The irony is that no other relationship is as vital to your health as the one you have with yourself. You may not be aware of it, but this relationship dictates everything in your life. It shapes the way you manage relationships, deal with colleagues, and even how you sleep at night.
Today, we’re going to reveal how improving your connection to yourself can make you a happier and more fulfilled individual.
Let’s dive in.
5 Ways to Improve Your Connection to Yourself
So, how do you go about improving your connection to yourself?
Well, you begin by taking your beliefs, feelings, and goals seriously. Then, you have to realize that your imperfections and strengths are two sides of the same coin. They coexist to make up the person you are today.
It’s important to remember that no one in the world knows what it’s like to be you. Your are unique – there is no-one else like you. Start practicing being your own best friend. Learn to show yourself empathy and self-compassion.
To boost your self-worth, start with these five techniques.
Understand Your Likes and Dislikes
Knowing what you like and don’t like is the definition of self-acceptance. It also means that you don’t change the way you live or the way you do certain things to please other people. Allow yourself to be truly seen for who you are—good and bad.
That can be hard at times. Our society conditions us to live by other people’s rules is the only way to fit in and be accepted.
Realizing that we’re all different means accepting your individuality. Understanding your likes and dislikes is a big part of that.
Once you know those, then you can do more of what makes you happy.
We can be our own worst enemies. We constantly criticize, prick, and prod at our imperfections without mercy.
Our weight usually tops the list. But there are other things we obsess over as well, like the shape of our nose or the bags under our eyes.
Why not try something different for a change? The next time you look in the mirror, find one thing you appreciate about yourself. Praise yourself and show gratitude for them.
We’re not saying this will be easy. In fact, you may not even think of anything, in the beginning, to be thankful for.
Don’t be surprised, you’re not alone. Almost nine times out of ten, your eye will automatically fall on the features you don’t like about yourself.
But don’t worry. With daily practice, you’ll be able to make a list of all those things that make you beautiful and unique.
What about those other things you don’t like? Learn to accept them. They’re still part of what makes you the special and unique person you are.
Listen to Yourself
When something feels off, pay attention to what your gut is telling you. Even if it’s difficult, uncomfortable, or goes against what others are telling you.
Let yourself feel and get comfortable with your emotions and beliefs.

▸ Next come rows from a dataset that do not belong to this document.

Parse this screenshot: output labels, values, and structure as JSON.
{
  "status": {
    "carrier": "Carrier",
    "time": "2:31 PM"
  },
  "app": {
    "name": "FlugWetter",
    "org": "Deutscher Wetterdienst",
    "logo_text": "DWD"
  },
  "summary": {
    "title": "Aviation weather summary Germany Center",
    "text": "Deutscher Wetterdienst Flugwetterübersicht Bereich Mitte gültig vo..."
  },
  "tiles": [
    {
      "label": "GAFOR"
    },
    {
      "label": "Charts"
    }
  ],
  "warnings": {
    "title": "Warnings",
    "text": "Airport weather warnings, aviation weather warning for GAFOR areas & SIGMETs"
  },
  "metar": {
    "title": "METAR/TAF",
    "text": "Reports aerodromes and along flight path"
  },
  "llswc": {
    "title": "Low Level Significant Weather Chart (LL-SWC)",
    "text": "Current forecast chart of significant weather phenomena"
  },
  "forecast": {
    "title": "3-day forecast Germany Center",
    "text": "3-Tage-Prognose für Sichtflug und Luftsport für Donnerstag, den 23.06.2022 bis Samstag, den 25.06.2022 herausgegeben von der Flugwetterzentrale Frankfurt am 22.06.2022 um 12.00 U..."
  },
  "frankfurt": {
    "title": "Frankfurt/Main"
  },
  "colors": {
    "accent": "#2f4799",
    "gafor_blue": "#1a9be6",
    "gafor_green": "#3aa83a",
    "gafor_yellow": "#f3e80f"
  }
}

When you listen to what your body and gut are telling you, you’ll feel inner peace and a sense of belonging.
After a while, you’ll get better at understanding your body’s cues and signals. Only then can you start improving your connection to yourself.
Establish Good Habits
Setting up healthy habits is a sure way to improve your relationship with yourself. Start from when you first wake up in the morning all the way to when you go to sleep.

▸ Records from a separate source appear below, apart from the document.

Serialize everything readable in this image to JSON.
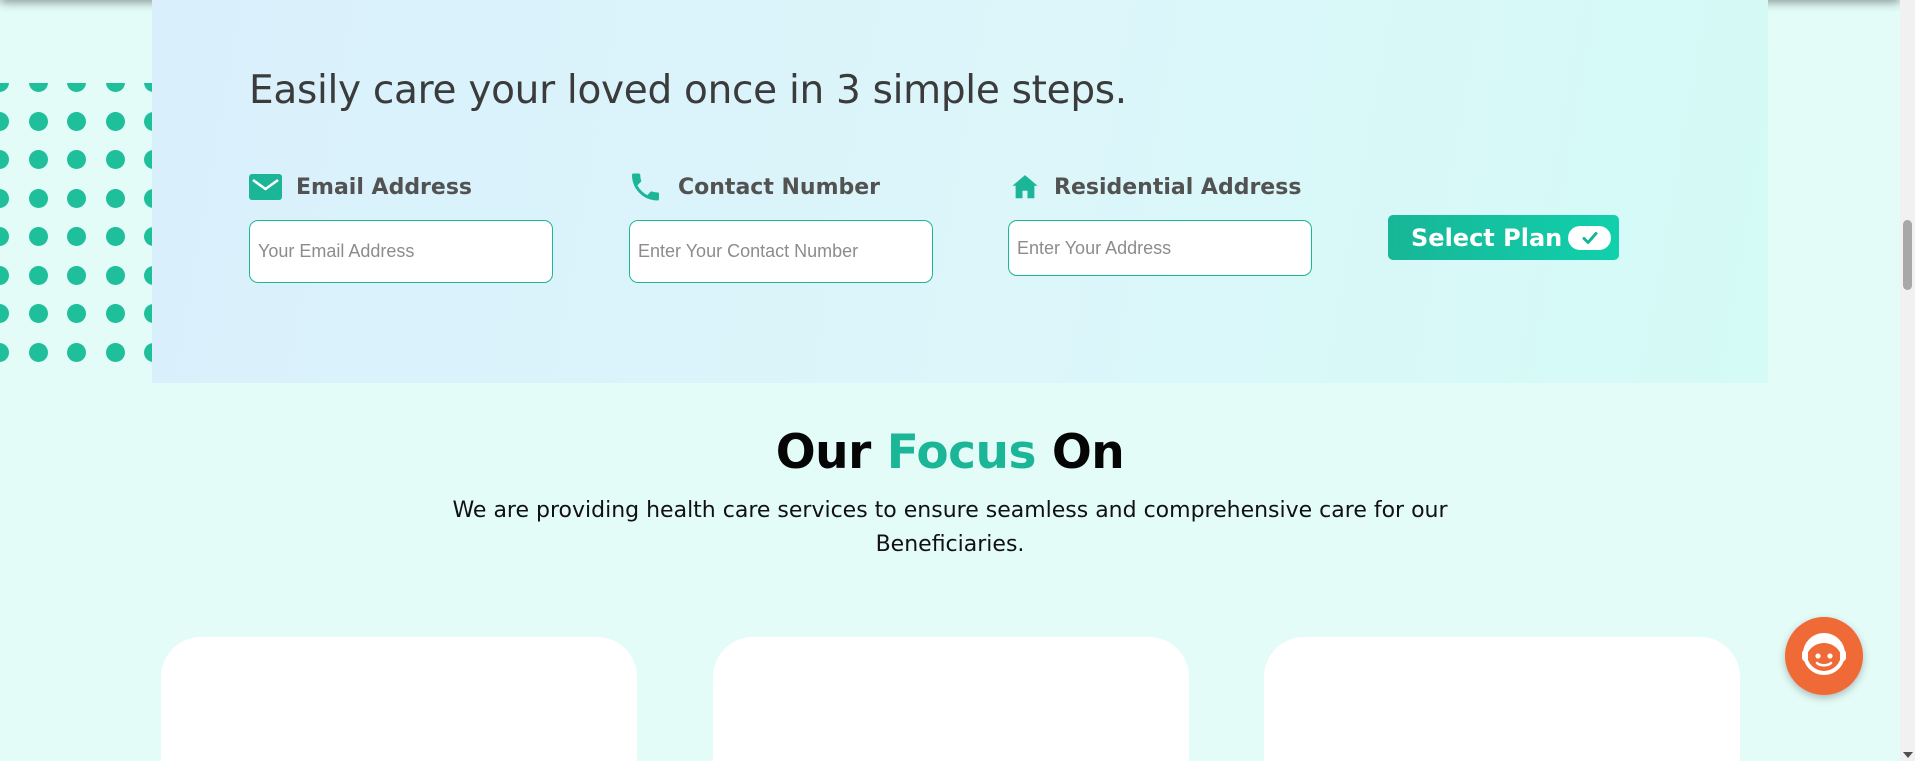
{
  "steps": {
    "title": "Easily care your loved once in 3 simple steps.",
    "email_label": "Email Address",
    "email_placeholder": "Your Email Address",
    "contact_label": "Contact Number",
    "contact_placeholder": "Enter Your Contact Number",
    "address_label": "Residential Address",
    "address_placeholder": "Enter Your Address",
    "select_plan_label": "Select Plan"
  },
  "focus": {
    "title_part1": "Our ",
    "title_accent": "Focus",
    "title_part2": " On",
    "description": "We are providing  health care services to ensure seamless and comprehensive care for our Beneficiaries."
  },
  "icons": {
    "email": "envelope-icon",
    "contact": "phone-icon",
    "address": "home-icon",
    "select_plan": "check-icon",
    "chat": "support-agent-icon"
  },
  "colors": {
    "accent": "#1bb597",
    "chat_widget": "#f06a38",
    "page_background": "#e4fcf8"
  }
}
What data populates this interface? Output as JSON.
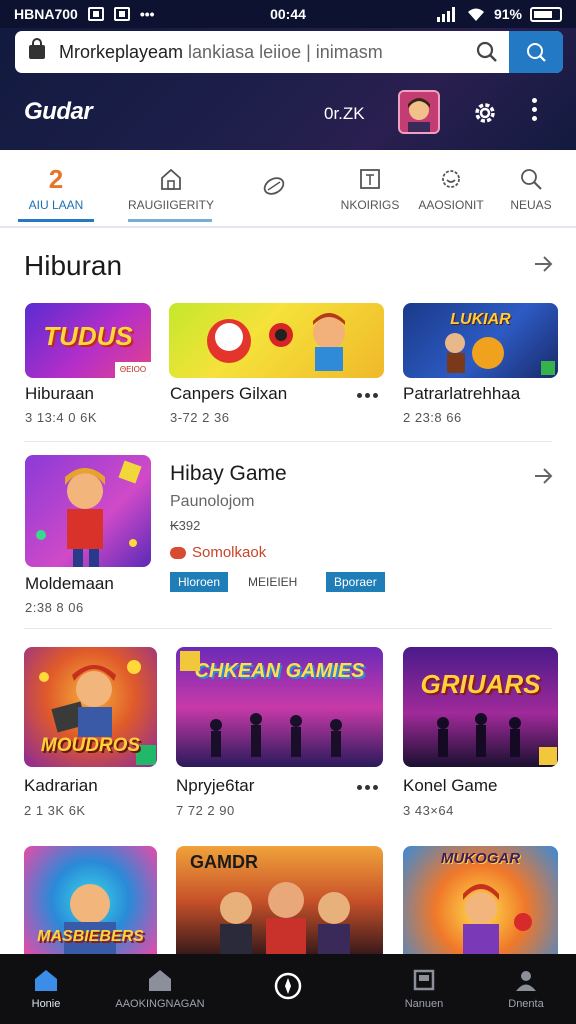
{
  "status_bar": {
    "carrier": "HBNA700",
    "time": "00:44",
    "battery": "91%"
  },
  "search": {
    "query": "Mrorkeplayeam",
    "query_muted": " lankiasa leiioe | inimasm"
  },
  "header": {
    "brand": "Gudar",
    "coins": "0r.ZK"
  },
  "tabs": [
    {
      "label": "AIU LAAN",
      "icon": "home-icon",
      "active": true
    },
    {
      "label": "RAUGIIGERITY",
      "icon": "house-icon",
      "active": false
    },
    {
      "label": "",
      "icon": "leaf-icon",
      "active": false
    },
    {
      "label": "NKOIRIGS",
      "icon": "grid-icon",
      "active": false
    },
    {
      "label": "AAOSIONIT",
      "icon": "badge-icon",
      "active": false
    },
    {
      "label": "NEUAS",
      "icon": "search-icon",
      "active": false
    }
  ],
  "section": {
    "title": "Hiburan"
  },
  "row1": [
    {
      "title": "Hiburaan",
      "sub": "3 13:4 0 6K",
      "img_label": "TUDUS",
      "badge": "ΘΕΙΟΟ"
    },
    {
      "title": "Canpers Gilxan",
      "sub": "3-72 2 36",
      "img_label": ""
    },
    {
      "title": "Patrarlatrehhaa",
      "sub": "2 23:8 66",
      "img_label": "LUKIAR"
    }
  ],
  "feature": {
    "caption": "Moldemaan",
    "caption_sub": "2:38 8 06",
    "title": "Hibay Game",
    "sub": "Paunolojom",
    "count": "₭392",
    "developer": "Somolkaok",
    "tags": [
      "Hloroen",
      "MEIEIEH",
      "Bporaer"
    ]
  },
  "row2": [
    {
      "title": "Kadrarian",
      "sub": "2 1 3K 6K",
      "img_label": "MOUDROS"
    },
    {
      "title": "Npryje6tar",
      "sub": "7 72 2 90",
      "img_label": "CHKEAN GAMIES"
    },
    {
      "title": "Konel Game",
      "sub": "3 43×64",
      "img_label": "GRIUARS"
    }
  ],
  "row3": [
    {
      "img_label": "MASBIEBERS"
    },
    {
      "img_label": "GAMDR"
    },
    {
      "img_label": "MUKOGAR"
    }
  ],
  "bottom_nav": [
    {
      "label": "Honie",
      "icon": "home-icon",
      "active": true
    },
    {
      "label": "AAOKINGNAGAN",
      "icon": "store-icon",
      "active": false
    },
    {
      "label": "",
      "icon": "compass-icon",
      "active": true
    },
    {
      "label": "Nanuen",
      "icon": "library-icon",
      "active": false
    },
    {
      "label": "Dnenta",
      "icon": "profile-icon",
      "active": false
    }
  ]
}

Some of these habits include:
- Write down positive affirmations
- Exercise regularly
- Actively plan healthy, well-balanced meals
- Practice mindful meditation
- Smile more often
Cultivate Encouraging Behavior
Many of us have an all-or-nothing attitude. We decide to do something then as soon as we start to fall back, we call it quits!

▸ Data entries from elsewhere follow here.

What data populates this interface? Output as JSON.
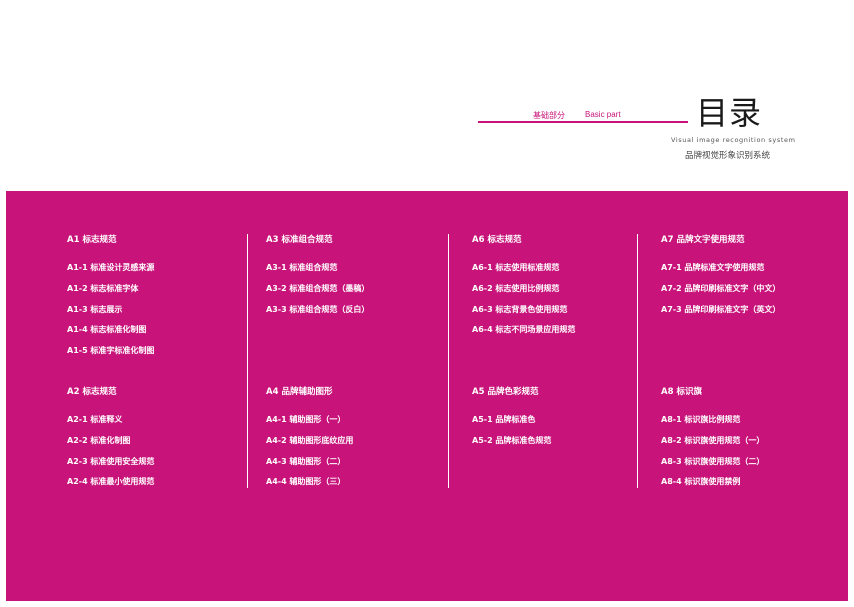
{
  "header": {
    "section_cn": "基础部分",
    "section_en": "Basic part",
    "title": "目录",
    "subtitle_en": "Visual image recognition system",
    "subtitle_cn": "品牌视觉形象识别系统"
  },
  "colors": {
    "accent": "#c8147a",
    "panel_text": "#ffffff"
  },
  "columns": [
    {
      "groups": [
        {
          "title": "A1 标志规范",
          "items": [
            "A1-1 标准设计灵感来源",
            "A1-2 标志标准字体",
            "A1-3 标志展示",
            "A1-4 标志标准化制图",
            "A1-5 标准字标准化制图"
          ]
        },
        {
          "title": "A2 标志规范",
          "items": [
            "A2-1 标准释义",
            "A2-2 标准化制图",
            "A2-3 标准使用安全规范",
            "A2-4 标准最小使用规范"
          ]
        }
      ]
    },
    {
      "groups": [
        {
          "title": "A3 标准组合规范",
          "items": [
            "A3-1 标准组合规范",
            "A3-2 标准组合规范（墨稿）",
            "A3-3 标准组合规范（反白）"
          ]
        },
        {
          "title": "A4 品牌辅助图形",
          "items": [
            "A4-1 辅助图形（一）",
            "A4-2 辅助图形底纹应用",
            "A4-3 辅助图形（二）",
            "A4-4 辅助图形（三）"
          ]
        }
      ]
    },
    {
      "groups": [
        {
          "title": "A6 标志规范",
          "items": [
            "A6-1 标志使用标准规范",
            "A6-2 标志使用比例规范",
            "A6-3 标志背景色使用规范",
            "A6-4 标志不同场景应用规范"
          ]
        },
        {
          "title": "A5 品牌色彩规范",
          "items": [
            "A5-1 品牌标准色",
            "A5-2 品牌标准色规范"
          ]
        }
      ]
    },
    {
      "groups": [
        {
          "title": "A7 品牌文字使用规范",
          "items": [
            "A7-1 品牌标准文字使用规范",
            "A7-2 品牌印刷标准文字（中文）",
            "A7-3 品牌印刷标准文字（英文）"
          ]
        },
        {
          "title": "A8 标识旗",
          "items": [
            "A8-1 标识旗比例规范",
            "A8-2 标识旗使用规范（一）",
            "A8-3 标识旗使用规范（二）",
            "A8-4 标识旗使用禁例"
          ]
        }
      ]
    }
  ]
}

Perfectionism actually leads to depression. It gets you in this vicious cycle of self-blame and negativity, which can lead you to a dark, lonely place.
To avoid this toxic cycle, begin by accepting you’re not perfect. You will mess up and your day won’t always go the way you planned it. That’s okay.
Let’s say you set up a goal of going to the gym five times a week for an hour. The first week goes as you planned, but the second week, you miss a day (or two!)
You can do one of two things: call the whole thing off or you can pick up where you left off. If, by week three, you feel that five days is too much, tone it down a bit. Maybe go for half an hour instead of a full 60 minutes.
This doesn’t have to just apply to exercise. It can also apply to your diet, sleep, and work goals. Show yourself some love and encouragement and do the work. Everything else will follow through.
Having good self-esteem strengthens your sense of self. It’s one of the best ways to develop a healthy relationship with yourself and, ultimately, with others. Each of the five techniques aims at improving your connection to yourself. Make that you’re number one priority going forward.
By practicing them daily, they can boost our self-confidence and help us stay grounded. As a result, we’re able to form a strong, well-balanced connection to ourselves. Only then can we start living in alignment with who we truly are.